Des chiffres loin des conditions réelles
Le rapport de l’ICCT s’appuie sur les données d’environ 8 millions de voitures immatriculées entre 2021 et 2023, les plus récentes disponibles, issues de l’OBFCM (On-Board Fuel Consumption Monitoring, système obligatoire depuis 2021 qui enregistre les données de consommation du véhicule). Elles ont ensuite été comparées à celles déclarées par les automobilistes sur le portail allemand Spritmonitor.de, où chacun peut renseigner les consommations de sa voiture.
Les mild-hybrid et full-hybrid s’écartent déjà sensiblement des valeurs annoncées, avec des écarts allant de 18 % en 2021 à 19 % en 2023. Un résultat lié aussi au cycle d’homologation WLTP, nettement plus proche de la réalité que l’ancien NEDC.
En revanche, pour les hybrides rechargeables, l’histoire change radicalement. Les chiffres publiés par l’ICCT mettent en évidence un écart bien plus important et en forte augmentation, avec des émissions moyennes de CO2 supérieures de 401 % aux valeurs déclarées en 2023. Une tendance qui semble appelée à se poursuivre, sachant qu’en 2021 l’écart était de 265 %, puis de 323 % en 2022.
À qui la faute ?
Faut-il y voir un scandale (presque) sans précédent, avec des constructeurs publiant des valeurs complètement fantaisistes ? Pas vraiment : l’écart provient surtout d’une surestimation de la part de conduite en mode électrique en conditions réelles lors des essais officiels WLTP. Dit simplement : les automobilistes ne sont pas des robots et ne conduisent pas comme le protocole l’anticipe.
Les hybrides rechargeables donnent le meilleur d’elles-mêmes avec une batterie chargée et il faut donc pouvoir les recharger régulièrement, afin de rouler le plus possible en électrique. Or ce n’est pas le cas, comme l’avait déjà souligné en février une étude du Fraunhofer Institut de Karlsruhe, qui indiquait par exemple que les propriétaires de Porsche Cayenne hybride rechargeable ne rechargeaient pratiquement jamais la batterie de traction.
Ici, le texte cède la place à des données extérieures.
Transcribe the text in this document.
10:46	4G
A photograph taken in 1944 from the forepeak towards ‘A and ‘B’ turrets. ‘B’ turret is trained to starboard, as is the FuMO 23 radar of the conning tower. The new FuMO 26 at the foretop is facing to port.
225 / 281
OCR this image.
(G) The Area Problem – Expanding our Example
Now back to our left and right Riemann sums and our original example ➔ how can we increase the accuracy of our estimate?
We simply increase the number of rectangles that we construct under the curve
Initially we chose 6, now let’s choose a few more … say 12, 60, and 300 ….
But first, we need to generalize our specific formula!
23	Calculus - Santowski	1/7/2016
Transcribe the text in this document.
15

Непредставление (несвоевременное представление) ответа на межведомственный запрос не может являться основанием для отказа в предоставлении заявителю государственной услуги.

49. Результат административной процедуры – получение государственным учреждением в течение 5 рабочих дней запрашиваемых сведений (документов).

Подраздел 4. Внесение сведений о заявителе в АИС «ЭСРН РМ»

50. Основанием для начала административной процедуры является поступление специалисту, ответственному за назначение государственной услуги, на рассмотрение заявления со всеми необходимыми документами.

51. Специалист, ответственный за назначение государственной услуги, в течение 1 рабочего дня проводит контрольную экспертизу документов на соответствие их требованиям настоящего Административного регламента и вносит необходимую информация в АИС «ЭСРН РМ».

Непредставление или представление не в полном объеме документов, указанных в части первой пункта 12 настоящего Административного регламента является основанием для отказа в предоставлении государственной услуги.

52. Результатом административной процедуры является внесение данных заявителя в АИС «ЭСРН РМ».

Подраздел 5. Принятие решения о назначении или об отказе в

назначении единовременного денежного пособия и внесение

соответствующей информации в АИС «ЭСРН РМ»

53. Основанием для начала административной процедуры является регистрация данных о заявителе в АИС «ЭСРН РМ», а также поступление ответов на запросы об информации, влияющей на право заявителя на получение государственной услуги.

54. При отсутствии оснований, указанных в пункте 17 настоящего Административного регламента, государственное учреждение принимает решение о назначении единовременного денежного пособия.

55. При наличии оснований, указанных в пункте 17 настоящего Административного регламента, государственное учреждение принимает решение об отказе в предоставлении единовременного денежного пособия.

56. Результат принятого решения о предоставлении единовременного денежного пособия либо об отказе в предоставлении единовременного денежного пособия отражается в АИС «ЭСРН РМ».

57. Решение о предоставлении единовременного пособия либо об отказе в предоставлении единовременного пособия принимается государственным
Quelles pistes de solution ?
En plus d’analyser les données, l’ICCT a également publié 3 recommandations à destination de l’Union européenne :
- Réviser régulièrement la courbe du facteur d’utilité des PHEV, c’est-à-dire le calcul de la part réelle de conduite en mode électrique. La réglementation prévoit déjà l’introduction d’un ajustement en 2027, mais l’institut suggère de la revoir et de l’actualiser régulièrement.
- Mettre en place un mécanisme de correction pour éviter un nouvel élargissement de l’écart d’émissions, en s’appuyant par exemple sur les données OBFCM.
- Collecter les données OBFCM également pour les voitures électriques, afin d’obtenir des données représentatives sur la consommation d’énergie en conditions réelles.